There is another way to study what is going on with a narcissist, however: look inside. In a study published in 2015, researchers at the University of Michigan recruited 43 boys aged 16 or 17 and asked them to fill out the Narcissism Personality Inventory, a questionnaire that primarily measures grandiose traits. The teenagers then played Cyberball, a virtual ball-tossing game, while their brain activity was measured using functional magnetic resonance imaging (fMRI), a noninvasive neuroimaging method that enables researchers to observe the brain at work.

Cyberball tests how well people deal with social exclusion. Participants are told that they're playing with two other people, although they are actually playing with a computer. In some rounds, the virtual players include the human participant; in others, the virtual players begin by tossing the ball to everyone but later pass it just between themselves—cutting the participant out of the game.

The teenagers with higher levels of grandiose narcissism turned out to have greater activity in the so-called social pain network than those with lower scores. This network is a collection of brain regions—including parts of the insula and the anterior cingulate cortex—that prior studies had found were associated with distress in the face of social exclusion. Interestingly, the researchers did not find differences in the boys' self-reports of distress. In another revealing fMRI study, Jauk and his Graz colleagues found that men (but not women) with higher levels of grandiose narcissism showed more activity in parts of the anterior cingulate cortex associated with negative emotions and social pain when viewing images of themselves compared with images of close friends or strangers.

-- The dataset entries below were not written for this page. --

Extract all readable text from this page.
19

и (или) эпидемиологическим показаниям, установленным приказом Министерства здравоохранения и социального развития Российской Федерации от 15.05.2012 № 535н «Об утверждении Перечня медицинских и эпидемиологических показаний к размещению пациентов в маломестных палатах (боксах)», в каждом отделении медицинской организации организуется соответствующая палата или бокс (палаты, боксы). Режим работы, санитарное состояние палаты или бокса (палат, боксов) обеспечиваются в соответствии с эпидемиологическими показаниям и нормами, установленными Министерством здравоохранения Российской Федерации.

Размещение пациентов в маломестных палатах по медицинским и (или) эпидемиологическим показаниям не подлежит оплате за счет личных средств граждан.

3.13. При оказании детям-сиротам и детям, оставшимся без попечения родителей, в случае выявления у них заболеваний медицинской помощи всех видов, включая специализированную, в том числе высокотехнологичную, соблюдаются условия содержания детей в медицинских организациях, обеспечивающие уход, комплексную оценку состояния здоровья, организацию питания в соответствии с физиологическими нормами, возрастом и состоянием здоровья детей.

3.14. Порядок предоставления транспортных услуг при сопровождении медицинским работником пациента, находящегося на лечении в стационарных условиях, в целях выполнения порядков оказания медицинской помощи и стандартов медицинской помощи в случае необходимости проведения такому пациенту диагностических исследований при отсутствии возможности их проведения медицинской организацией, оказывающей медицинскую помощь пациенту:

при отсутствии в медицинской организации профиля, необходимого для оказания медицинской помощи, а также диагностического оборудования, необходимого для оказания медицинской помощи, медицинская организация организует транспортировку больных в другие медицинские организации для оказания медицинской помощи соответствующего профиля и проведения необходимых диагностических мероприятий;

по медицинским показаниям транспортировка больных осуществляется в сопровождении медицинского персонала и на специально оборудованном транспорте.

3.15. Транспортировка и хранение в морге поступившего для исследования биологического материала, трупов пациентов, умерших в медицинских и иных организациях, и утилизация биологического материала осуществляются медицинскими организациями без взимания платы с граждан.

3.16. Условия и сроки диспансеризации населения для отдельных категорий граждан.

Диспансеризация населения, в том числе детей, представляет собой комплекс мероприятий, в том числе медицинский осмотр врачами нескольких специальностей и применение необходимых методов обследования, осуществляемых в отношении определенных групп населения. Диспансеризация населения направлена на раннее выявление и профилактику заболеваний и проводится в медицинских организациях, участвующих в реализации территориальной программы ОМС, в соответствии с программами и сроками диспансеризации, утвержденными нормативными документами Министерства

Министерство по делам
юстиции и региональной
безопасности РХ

The bodies of narcissists bear evidence of elevated stress. Studies indicate that men with more narcissism have higher levels of the stress hormone cortisol than those with less narcissism. In a 2020 study, Royce Lee, a psychiatrist at the University of Chicago, and his colleagues reported that people with NPD—as well as those with BPD—have greater concentrations of molecules associated with oxidative stress (a stress response seen at the cellular level) in their blood.

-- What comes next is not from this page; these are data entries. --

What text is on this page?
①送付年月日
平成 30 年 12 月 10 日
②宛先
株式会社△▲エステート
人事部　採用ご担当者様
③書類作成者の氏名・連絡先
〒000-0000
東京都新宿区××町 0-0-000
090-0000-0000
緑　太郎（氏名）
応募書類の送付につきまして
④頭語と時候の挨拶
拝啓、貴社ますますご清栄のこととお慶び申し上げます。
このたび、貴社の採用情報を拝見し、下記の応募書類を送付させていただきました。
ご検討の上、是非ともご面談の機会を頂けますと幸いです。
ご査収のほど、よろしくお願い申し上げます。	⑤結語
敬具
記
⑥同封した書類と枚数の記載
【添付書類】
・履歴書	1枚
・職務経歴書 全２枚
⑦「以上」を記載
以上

Such findings suggest that “vulnerability is always there but maybe not always expressed,” Jauk says. “And under particular circumstances, such as in the lab, you can observe signs of vulnerability at a physiological level, even if people say, ‘I don't have vulnerability.’” He adds, however, that these studies are far from the last word on the matter: many of them have a small number of subjects, and some have reported contradicting findings. Follow-up studies, ideally with a larger number of individuals, are needed to validate their results. The neuroscience of narcissism “is incredibly interesting, but at the same time, I'm very hesitant to interpret any of these results,” says Mitja Back, a psychologist at the University of Münster in Germany.

Toward Treatments

To date, there have been no randomized clinical trials for treatments specific for narcissistic personality disorder. Clinicians have, however, begun to adapt psychotherapies that have proved to be effective in other related conditions, such as borderline personality disorder. Treatments currently used include “mentalization,” which aims to help individuals make sense of both their own and others' mental states, and “transference,” which focuses on enhancing a person's ability to self-reflect, take the perspective of others and regulate their emotions. But there is still a dire need for effective treatments.

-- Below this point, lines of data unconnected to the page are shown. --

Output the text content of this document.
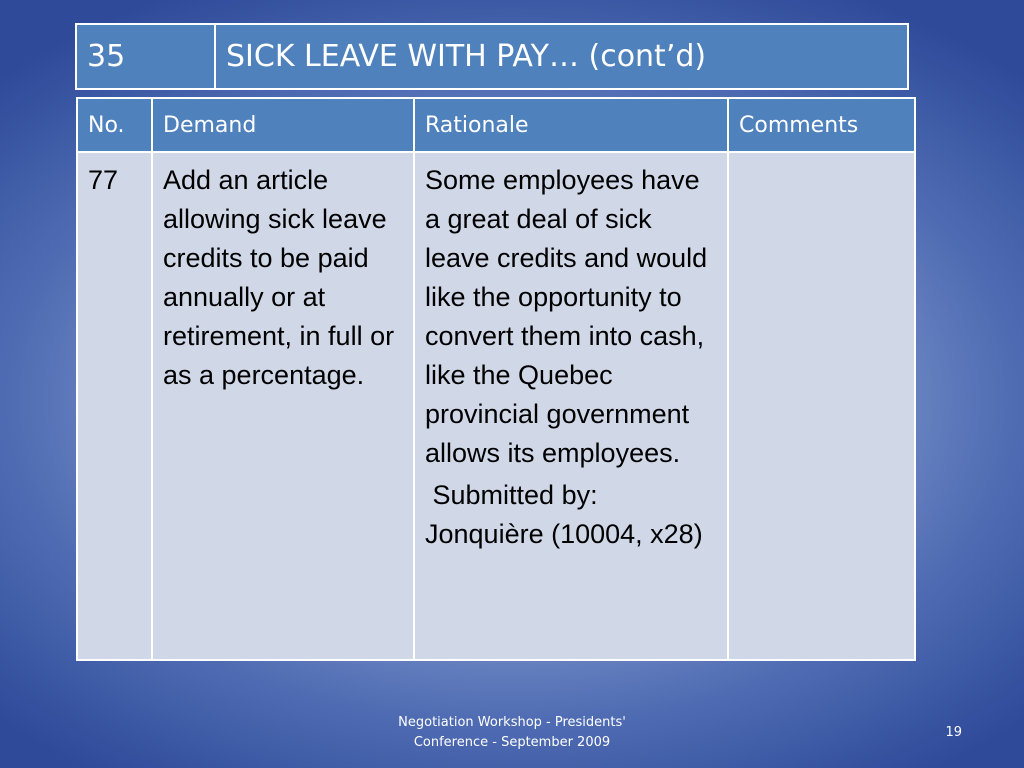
35	SICK LEAVE WITH PAY… (cont’d)
No.	Demand	Rationale	Comments
77	Add an article allowing sick leave credits to be paid annually or at retirement, in full or as a percentage.	Some employees have a great deal of sick leave credits and would like the opportunity to convert them into cash, like the Quebec provincial government allows its employees.
Submitted by: Jonquière (10004, x28)	

Negotiation Workshop - Presidents'
Conference - September 2009
19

“People with pathological narcissism and narcissistic personality disorder have a reputation of not changing or dropping off from treatment,” Ronningstam says. “Instead of blaming that on them, the clinicians and researchers need to really further develop strategies that can be adjusted to the individual difference—and at the same time to focus on and promote change.”

Since discovering she has NPD, Tessa has started a YouTube channel called SpiritNarc where she posts videos about her experiences and perspectives on narcissism. “I really want the world to understand [narcissism],” she says. “I'm so sick of the narrative that's going around—people see the outside behavior and say, ‘This means these people are awful.’” What these people don't see, she adds, is the suffering that lies below the surface.